3.2.1 Cluster Analysis:
Cluster analysis (CA) is used to develop meaningful aggregations or groups of entities based on a large number of interdependent variables. The resulting clusters of objects should exhibit high internal (within - cluster) homogeneity and high external (between clusters) heterogeneity. Agglomerative hierarchical clustering (AHC) analysis is the most common approach, which provides intuitive similarity relationships between any one sample and the entire data set, and is typically illustrated by a dendrogram (tree diagram) (McKenna, 2003). The dendrogram provides a visual summary of the clustering processes, presenting a picture of the groups and their proximity with a dramatic reduction in dimensionality of the original data. The Euclidian distance usually gives the similarity between two samples and a distance can be represented by the difference between analytical values from the samples (Otto, 1998). In this study, AHC analysis was performed on the normalized data set by means of the Ward’s method, using Euclidean distances as a measure of similarity. The Ward’s method uses an analysis of variance approach to evaluate the distances between clusters in an attempt to minimize the sum of squares (SS) of any two clusters that can be formed at each step. The spatial variability of water environment quality in the whole river basin was determined from CA, which divides a large number of objects into smaller number of homogenous groups on the basis of their internal correlations.

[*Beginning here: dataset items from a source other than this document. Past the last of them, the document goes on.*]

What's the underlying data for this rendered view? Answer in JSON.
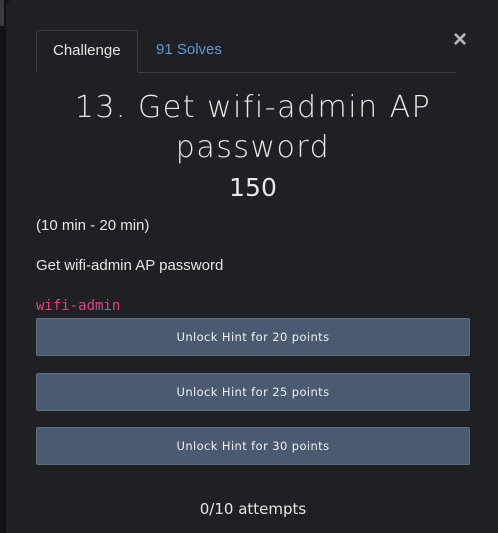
{
  "tabs": {
    "challenge_label": "Challenge",
    "solves_label": "91 Solves"
  },
  "close_glyph": "×",
  "challenge": {
    "title": "13. Get wifi-admin AP password",
    "points": "150",
    "duration": "(10 min - 20 min)",
    "description": "Get wifi-admin AP password",
    "code": "wifi-admin"
  },
  "hints": [
    {
      "label": "Unlock Hint for 20 points"
    },
    {
      "label": "Unlock Hint for 25 points"
    },
    {
      "label": "Unlock Hint for 30 points"
    }
  ],
  "attempts": "0/10 attempts",
  "colors": {
    "background": "#1f2024",
    "link": "#5b9bd5",
    "code": "#e83e8c",
    "hint_button": "#4a5a70"
  }
}
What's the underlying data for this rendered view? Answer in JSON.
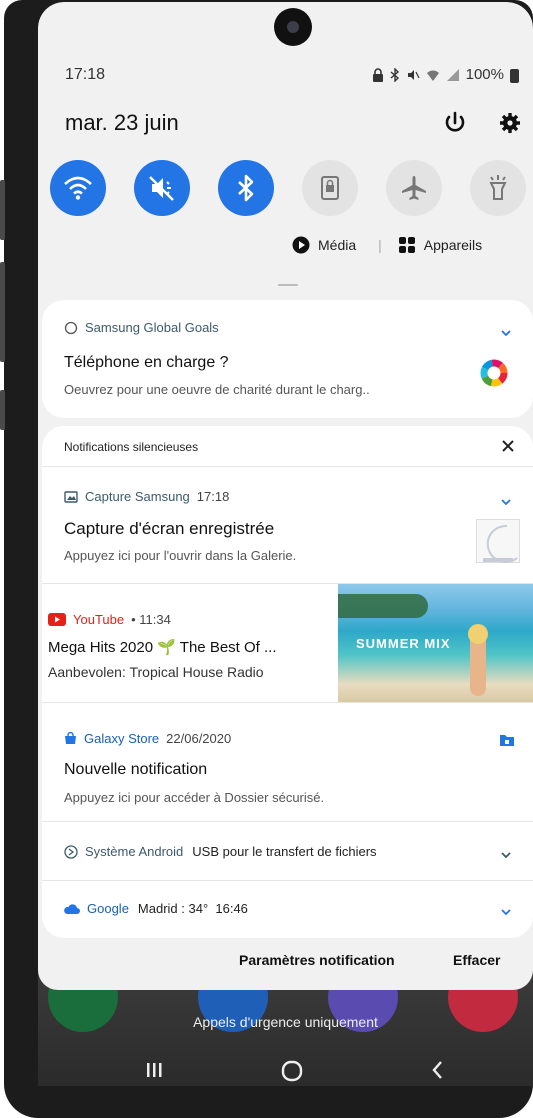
{
  "status_bar": {
    "time": "17:18",
    "battery_percent": "100%"
  },
  "header": {
    "date": "mar. 23 juin"
  },
  "quick_panel": {
    "toggles": [
      {
        "name": "wifi",
        "on": true
      },
      {
        "name": "mute",
        "on": true
      },
      {
        "name": "bluetooth",
        "on": true
      },
      {
        "name": "portrait-lock",
        "on": false
      },
      {
        "name": "airplane",
        "on": false
      },
      {
        "name": "flashlight",
        "on": false
      }
    ],
    "media_label": "Média",
    "devices_label": "Appareils"
  },
  "notifications": {
    "goals": {
      "app": "Samsung Global Goals",
      "title": "Téléphone en charge ?",
      "body": "Oeuvrez pour une oeuvre de charité durant le charg.."
    },
    "silent_header": "Notifications silencieuses",
    "capture": {
      "app": "Capture Samsung",
      "time": "17:18",
      "title": "Capture d'écran enregistrée",
      "body": "Appuyez ici pour l'ouvrir dans la Galerie."
    },
    "youtube": {
      "app": "YouTube",
      "time": "• 11:34",
      "title": "Mega Hits 2020 🌱 The Best Of ...",
      "body": "Aanbevolen: Tropical House Radio",
      "thumb_text": "SUMMER MIX"
    },
    "galaxy_store": {
      "app": "Galaxy Store",
      "time": "22/06/2020",
      "title": "Nouvelle notification",
      "body": "Appuyez ici pour accéder à Dossier sécurisé."
    },
    "android": {
      "app": "Système Android",
      "text": "USB pour le transfert de fichiers"
    },
    "google": {
      "app": "Google",
      "text": "Madrid : 34°  16:46"
    }
  },
  "footer": {
    "settings": "Paramètres notification",
    "clear": "Effacer"
  },
  "lockscreen": {
    "emergency": "Appels d'urgence uniquement"
  },
  "colors": {
    "accent": "#2374e5",
    "youtube": "#e62117"
  }
}
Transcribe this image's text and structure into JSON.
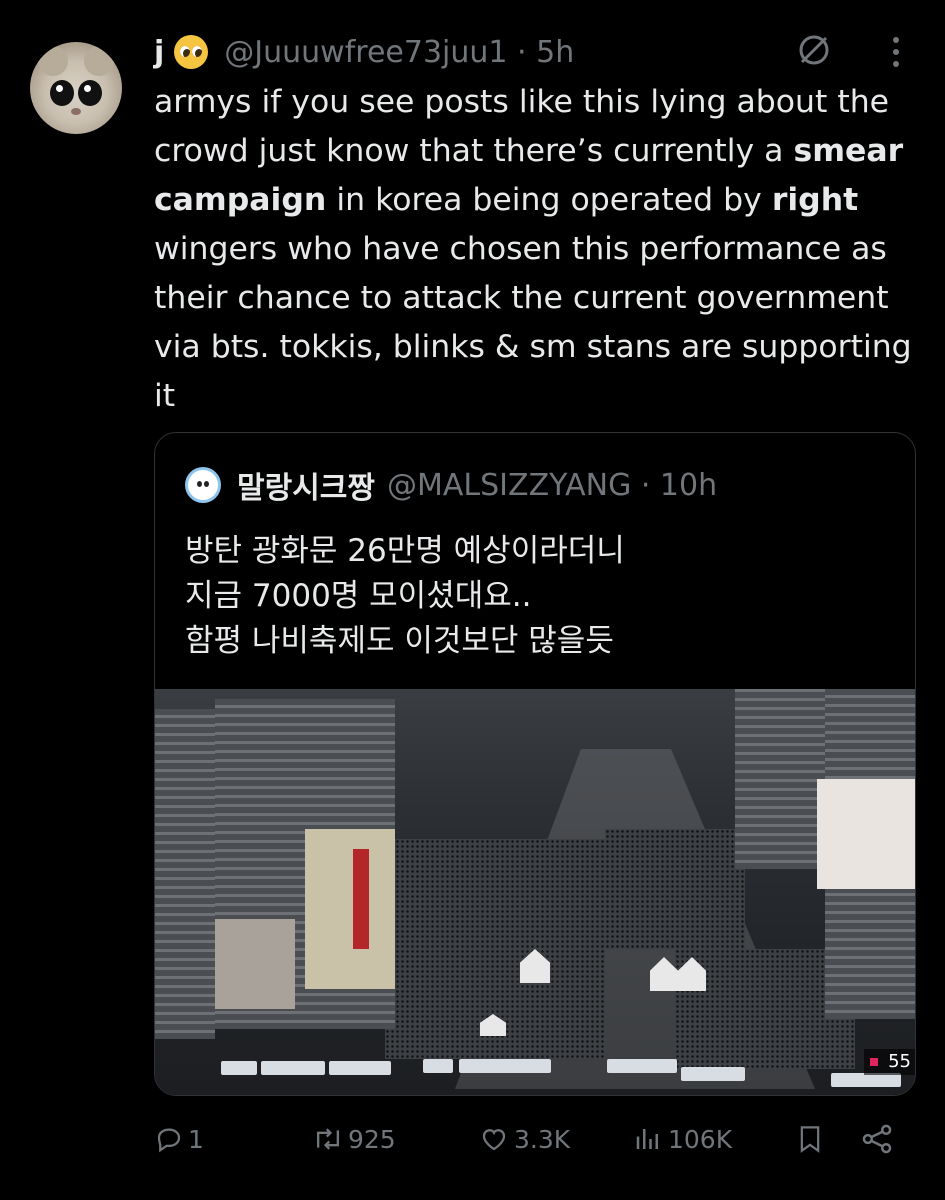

3.2.2 Principal component analysis / factor analysis:
Factor analysis, which includes PCA is a very powerful technique applied to reduce the dimensionality of a dataset consisting of a large number of interrelated variables, while retaining as much as possible the variability presented in dataset. This reduction is achieved by transforming the dataset into a new set of variables namely the principal components (PCs), which are orthogonal (non-correlated) and are arranged in decreasing order of importance. Mathematically, the PCs are computed from covariance or other cross-product matrix, which describes the dispersion of the multiple measured parameters to obtain Eigen values and Eigenvectors. PCA also attempts to explain the correlations between the observations in terms of the underlying factors, which are not directly observable (Yu et al. 2003). This study comprises application of multivariate statistical techniques to analyze water quality dataset obtained from the Mahandi River in Odisha.
Table-2.Minimum, Maximum, Mean and Standard deviation of water quality parameters at different sampling points from 2007 to 2010
|
Variable |
Observations |
Minimum |
Maximum |
Mean |
Std. deviation |
|
pH |
15 |
7.420 |
7.900 |
7.734 |
0.108 |
|
DO |
15 |
7.170 |
8.200 |
7.723 |
0.290 |
|
BOD |
15 |
0.950 |
2.600 |
1.436 |
0.472 |
|
COD |
15 |
7.400 |
40.320 |
13.767 |
8.139 |
|
NH4-N |
15 |
0.590 |
1.370 |
0.927 |
0.224 |
|
NH3-N |
15 |
0.026 |
0.065 |
0.043 |
0.010 |
|
NO3-N |
15 |
1.251 |
2.812 |
1.970 |
0.434 |
|
NO2-N |
15 |
0.282 |
0.625 |
0.444 |
0.094 |
|
TKN |
15 |
3.630 |
15.910 |
9.215 |
3.545 |
|
TP |
15 |
0.014 |
0.390 |
0.080 |
0.093 |
4. RESULTS AND DISCUSSION:
Spatial similarities and site grouping:
In this study, sampling sites classification was performed by the use of cluster analysis. The relationships among the stations were obtained through cluster analyses using Ward’s method (linkage between groups), with Euclidian distance as a similarity measure and were synthesized into dendogram plots (figure-3). Since we used hierarchical agglomerative cluster analysis, the number of clusters was also decided by water environment quality, which is mainly effected by land use and industrial activities. The physico-chemical parameters like pH, DO, BOD, COD, NH4- N, NH3-N, NO3-N, NO2-N, total Kjeldahl –N (TKN) and total phosphorus (TP) were used as variables and showed a sequence in their association, displaying the information as degree of contamination. Grouped stations under each cluster can be seen in (figure-3). Basing upon the result of the cluster analysis, conclusions were drawn.
Agglomerative Hierchichal Cluster Analysis (AHC)
Figure-3Dendrogram showing clustering of sampling sites according to surface water quality characteristics of the Mahanadi river basin.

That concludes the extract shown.